J.P. Morgan sees even greater improvement in the 3rd quarter and beyond as noted below, but in keeping with the chart just above, the firm aligns with Yardeni’s outlook:
J.P. Morgan: “Our view has been that the post-GFC period is the
appropriate template for the next two years, but that it might be tough to distinguish between a typical and an atypical recovery this summer when global growth rates exiting lockdown could be extraordinary (JPM forecasts 35% annualized quarterly growth in Q3 and 9% in Q4).”
Research Report Excerpt #4
- US retail traffic, last six weeks:
- * down 97.2% * down 95.6% * down 91.9% * down 83.7% * down 76.2% * down 69.7%
Research Report Excerpt #5
It’s your job as an investor to sift through the hyperbole to find the facts in the data, and of course we will help facilitate the process. All we’ve heard over the past week is how the infection rate has increased in a handful of states.
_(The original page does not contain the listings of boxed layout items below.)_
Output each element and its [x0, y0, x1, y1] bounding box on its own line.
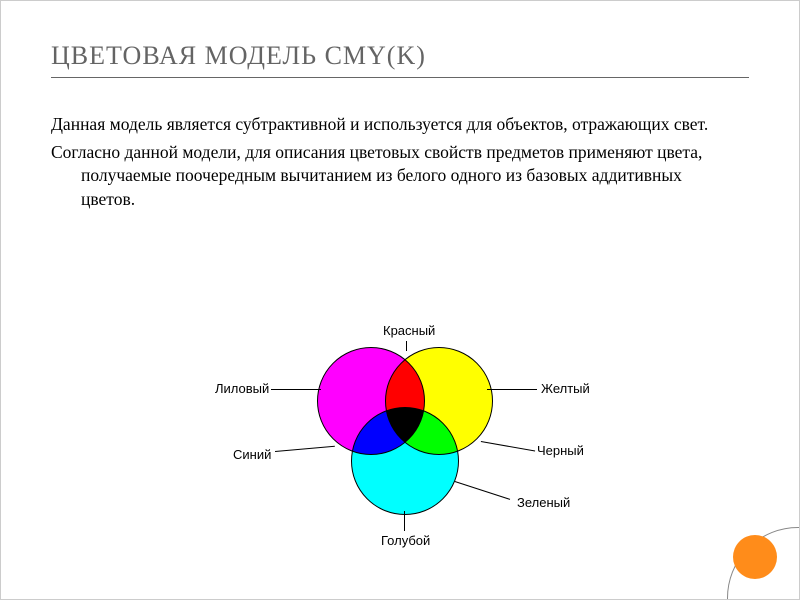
label-green: Зеленый: [517, 495, 570, 510]
leader-line: [481, 441, 535, 452]
leader-line: [487, 389, 537, 390]
circle-cyan: [351, 407, 459, 515]
label-cyan: Голубой: [381, 533, 430, 548]
leader-line: [455, 481, 510, 500]
label-yellow: Желтый: [541, 381, 590, 396]
leader-line: [275, 446, 335, 452]
label-blue: Синий: [233, 447, 271, 462]
paragraph-1: Данная модель является субтрактивной и и…: [51, 113, 739, 137]
slide: ЦВЕТОВАЯ МОДЕЛЬ CMY(K) Данная модель явл…: [0, 0, 800, 600]
body-text: Данная модель является субтрактивной и и…: [51, 113, 739, 216]
label-black: Черный: [537, 443, 584, 458]
cmy-venn-diagram: Красный Лиловый Желтый Черный Синий Зеле…: [211, 311, 591, 566]
leader-line: [271, 389, 321, 390]
corner-decoration-dot: [733, 535, 777, 579]
leader-line: [404, 511, 405, 531]
paragraph-2: Согласно данной модели, для описания цве…: [51, 141, 739, 212]
label-red: Красный: [383, 323, 435, 338]
slide-title: ЦВЕТОВАЯ МОДЕЛЬ CMY(K): [51, 41, 749, 78]
label-magenta: Лиловый: [215, 381, 269, 396]
leader-line: [406, 341, 407, 351]
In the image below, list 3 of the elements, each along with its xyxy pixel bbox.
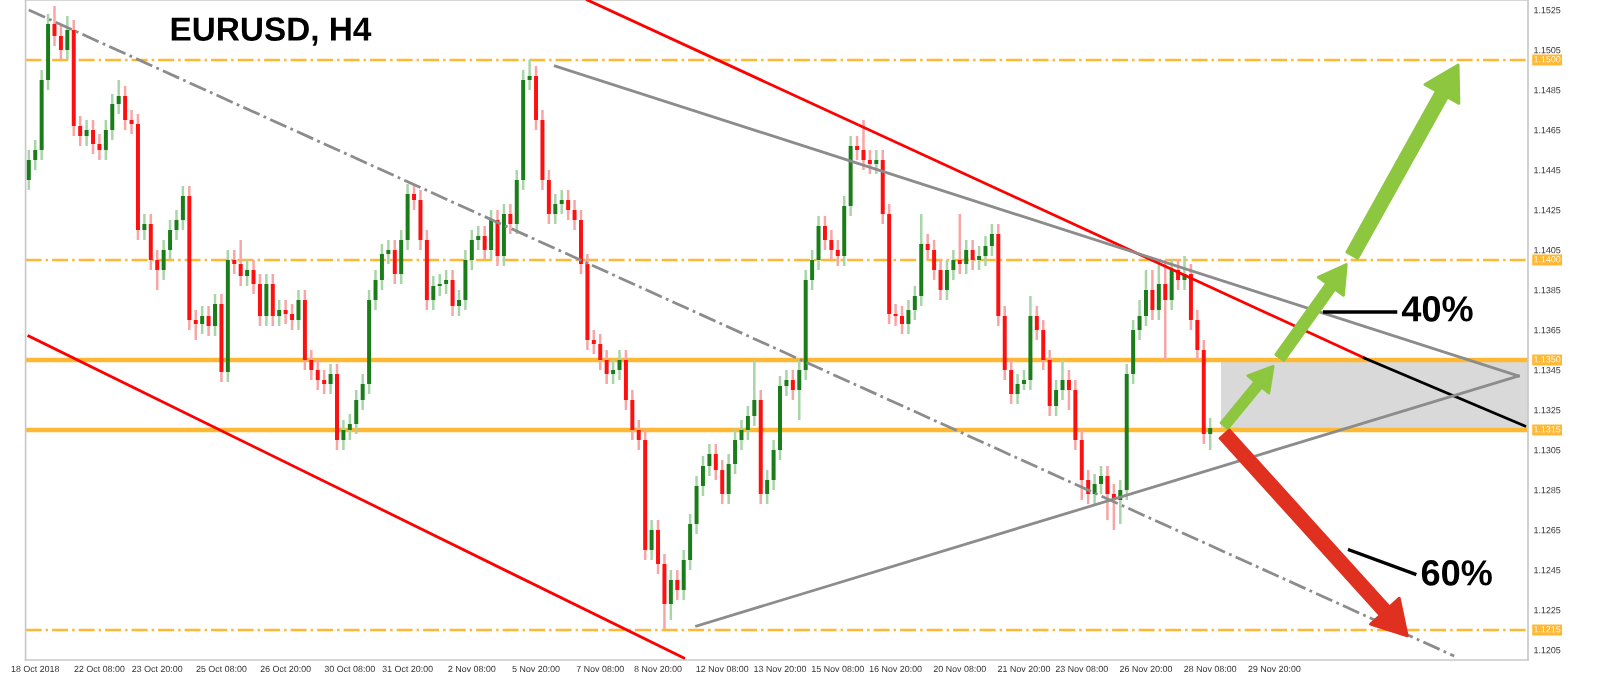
annotation: 40%	[1401, 296, 1473, 322]
chart-title: EURUSD, H4	[171, 17, 372, 46]
annotation: 60%	[1421, 560, 1492, 586]
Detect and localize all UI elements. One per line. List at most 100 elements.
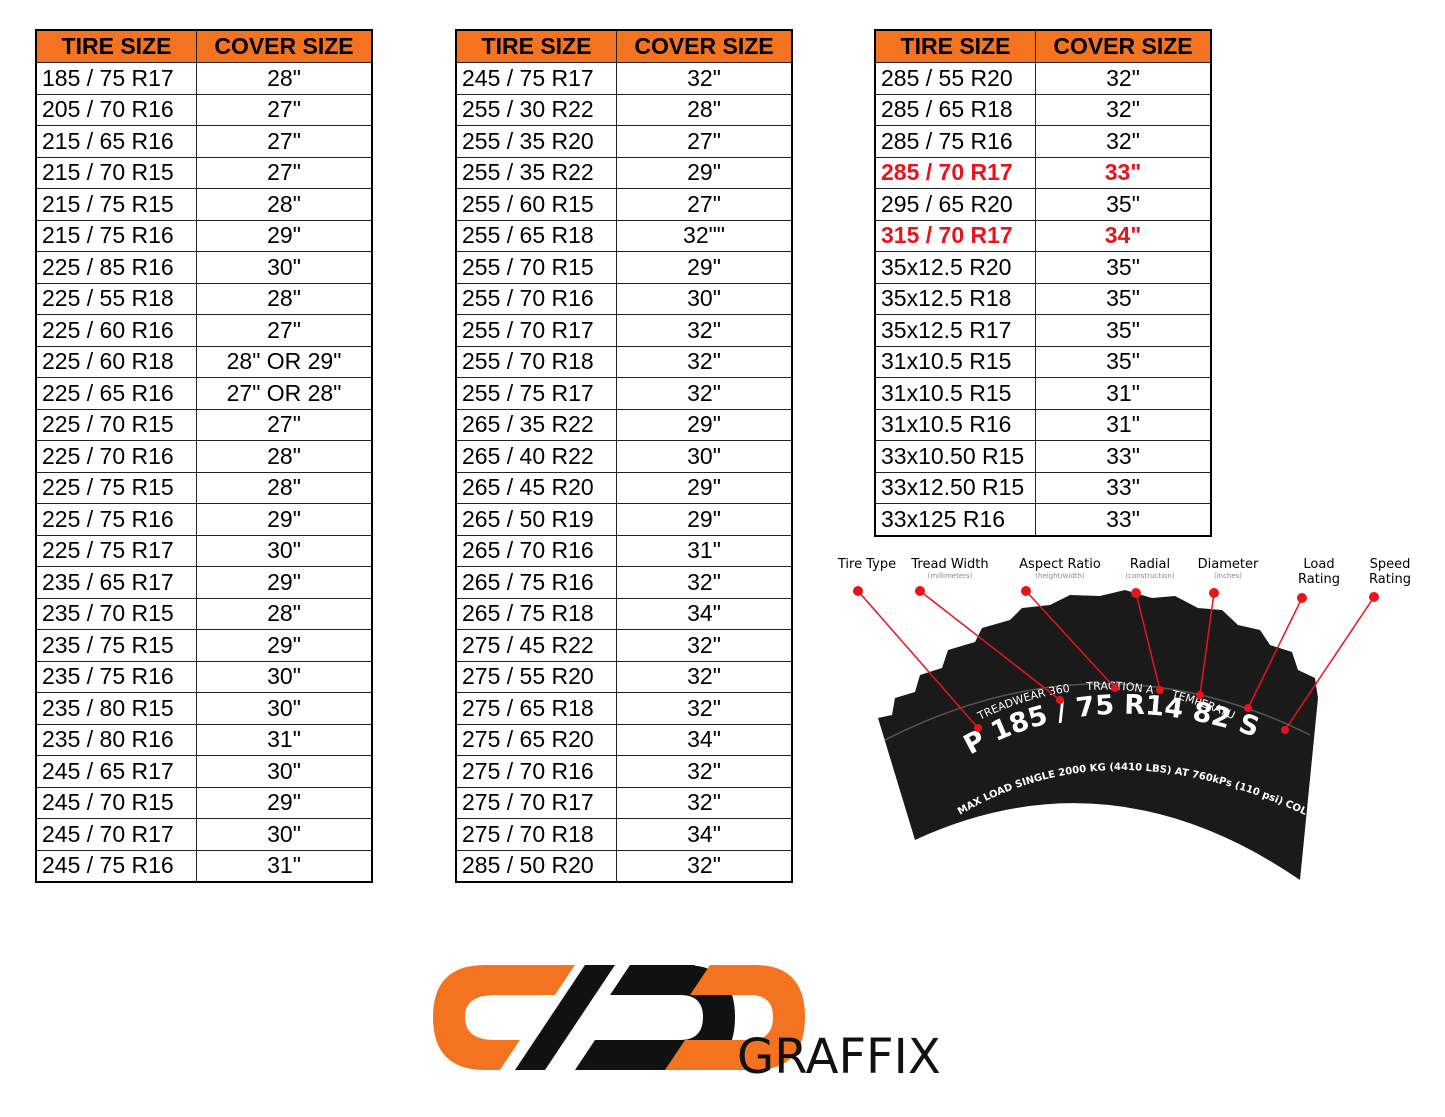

By the end of the week, naturally the market faltered but the infection curve actually fell again Friday and with the number of tests rising to a record level. (Positive test results percent ticked higher on Saturday)
Not only did the infection rate drop back to the lowest levels since tracking the pandemic began on Friday, but hospitalizations continue to break down to new lows.
Research Report Excerpt #6
For Finom Group members whom join us in the Trading Room throughout the trading week and wonder why we focus on credit spreads, the following chart identifies the reason and why J.P. Morgan also took recognition in recent notes to clients: (chart from Guggenheim)
Equities and credit spreads are highly correlated. When they are found widening, equities come under pressure. When credit spreads tighten, equities typically rise in value.